No
necesitó esta vez River desplegar el aura de equipo copero, un sello de
la era Gallardo, para ganar un viejo clásico del fútbol argentino, esta
vez revestido con los colores de la Libertadores , y agregarle un
pequeño capítulo más a ese idilio que sus hinchas mantienen con el
entrenador. Discutida en los escritorios hasta el aburrimiento en los
días previos, al final la serie más histérica de los octavos de la Copa
se resolvió con un 3-0 exagerado en el número pero no en el
merecimiento. Sin haber desarrollado un ejercicio de fútbol de alto
vuelo, pero mejor en todos los aspectos del juego, River se quedó con el
pase para enfrentar a Independiente después de abrir el arco rival, eso
que no le salió en los cuatro partidos anteriores y que tanta falta le
hacía. Rota esa barrera, otra vez se anota en la carrera internacional,
la que más lo atrae en los tiempos modernos. Así lo expresó el estadio
en ese rugir del final.
Los
estados emocionales impactan decisivamente en el desarrollo de este
juego. Según avanza el guion se va dibujando un electrocardiograma, con
las subidas y bajadas que reflejan el andar del partido. Aunque hay
excepciones: el Monumental describió una parábola riverplatense que fue
en ascenso durante todo el primer tiempo al compás de un equipo que se
hizo dueño del resultado y el juego, en ese orden de aparición.
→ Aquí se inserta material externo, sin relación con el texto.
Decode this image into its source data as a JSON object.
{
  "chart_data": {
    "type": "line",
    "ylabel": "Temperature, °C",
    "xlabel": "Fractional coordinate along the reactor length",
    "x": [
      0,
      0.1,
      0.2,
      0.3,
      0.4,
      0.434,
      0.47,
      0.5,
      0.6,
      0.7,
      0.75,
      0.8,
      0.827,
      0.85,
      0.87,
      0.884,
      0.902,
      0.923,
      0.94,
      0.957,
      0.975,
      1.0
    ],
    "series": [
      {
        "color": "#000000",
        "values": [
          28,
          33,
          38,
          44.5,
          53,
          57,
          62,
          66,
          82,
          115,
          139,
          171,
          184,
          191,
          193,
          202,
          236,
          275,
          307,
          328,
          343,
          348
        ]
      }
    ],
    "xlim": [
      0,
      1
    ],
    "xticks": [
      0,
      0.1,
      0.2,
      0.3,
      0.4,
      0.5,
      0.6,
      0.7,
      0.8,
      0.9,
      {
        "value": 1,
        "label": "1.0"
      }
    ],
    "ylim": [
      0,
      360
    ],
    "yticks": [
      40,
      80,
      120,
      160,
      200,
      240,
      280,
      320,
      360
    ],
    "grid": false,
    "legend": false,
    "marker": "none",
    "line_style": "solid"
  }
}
Los baches hacia abajo en toda esa etapa llevaron la camiseta de Racing,
tímido desde el arranque, pesado en sus movimientos y aturdido a partir
del gol de Pratto, consecuencia de la mejor jugada de la noche.
Cualquier
especulación naufragó con ese derechazo redentor del delantero a la red
de Arias: debido al 0-0 de la ida, se eliminaba la posibilidad de una
definición por penales, así que no había nada que cuidar. Ordenado a
partir de Enzo Pérez como un 5 de posición, River fue a partir de la
ventaja una amenaza latente, una formación concentrada en aprovechar las
flaquezas defensivas del rival. La enjundia de Borré -mal canalizada
tantas noches- tenía en Pratto quien lo sirviera; el talento de Quintero
-aun con su empeño estéril de pretender que cada pase suyo sea de gol- y
la vitalidad de Nacho Fernández conformaban un combo sobrio pero
demasiado consistente para un Racing que nunca arrancaba.
¿Qué
proponía Coudet? Ser ancho con Centurión -siempre en el centro de las
miradas, empleó más energías en discutir que en jugar hasta irse
expulsado- y cadencioso con Neri Cardoso; tener control con Domínguez,
vértigo con Zaracho y potencia con Lisandro López y Bou. Tan poco
cosechó de todo eso que desnudó otra cosa: con el plan A desactivado por
el gol de Pratto, lo que fallaba (o le faltaba) era la convicción
para ponerse a la altura de su necesidad. Tan mal pisado andaba que la
tormenta que amenzaba la zona del estadio se desató solo sobre sí mismo:
un tiro libre mal gestionado en ataque terminó, diez segundos después,
en el gol de Palacios en el otro arco.
El
entrenador -muy aplaudido antes del comienzo- buscó mejores ideas en
Pol Fernández en el arranque del segundo tiempo, mientras River ya
acomodaba su cuerpo para estacionarse más cerca de Armani: Quintero era
volante decidido y no enganche, y Pérez cada vez más patrón del medio.
Debía Racing salir a remolcar una serie con todo en contra, incluso sus
fantasmas: los golpes sucesivos que sufrió en el final del
semestre pasado -quedar fuera de la Copa Argentina y regalar la
clasificación a la próxima Libertadores- entraban a jugar también.
Tantos kilos en la mochila, al final, fueron imposibles de convertirse
en soluciones para un problema de difícil resolución a esa altura. No
tuvo tampoco el envión de encontrar un gol que lo reavivara, ni siquiera
en las tres ocasiones que lo merodeó: claro, estaba Armani.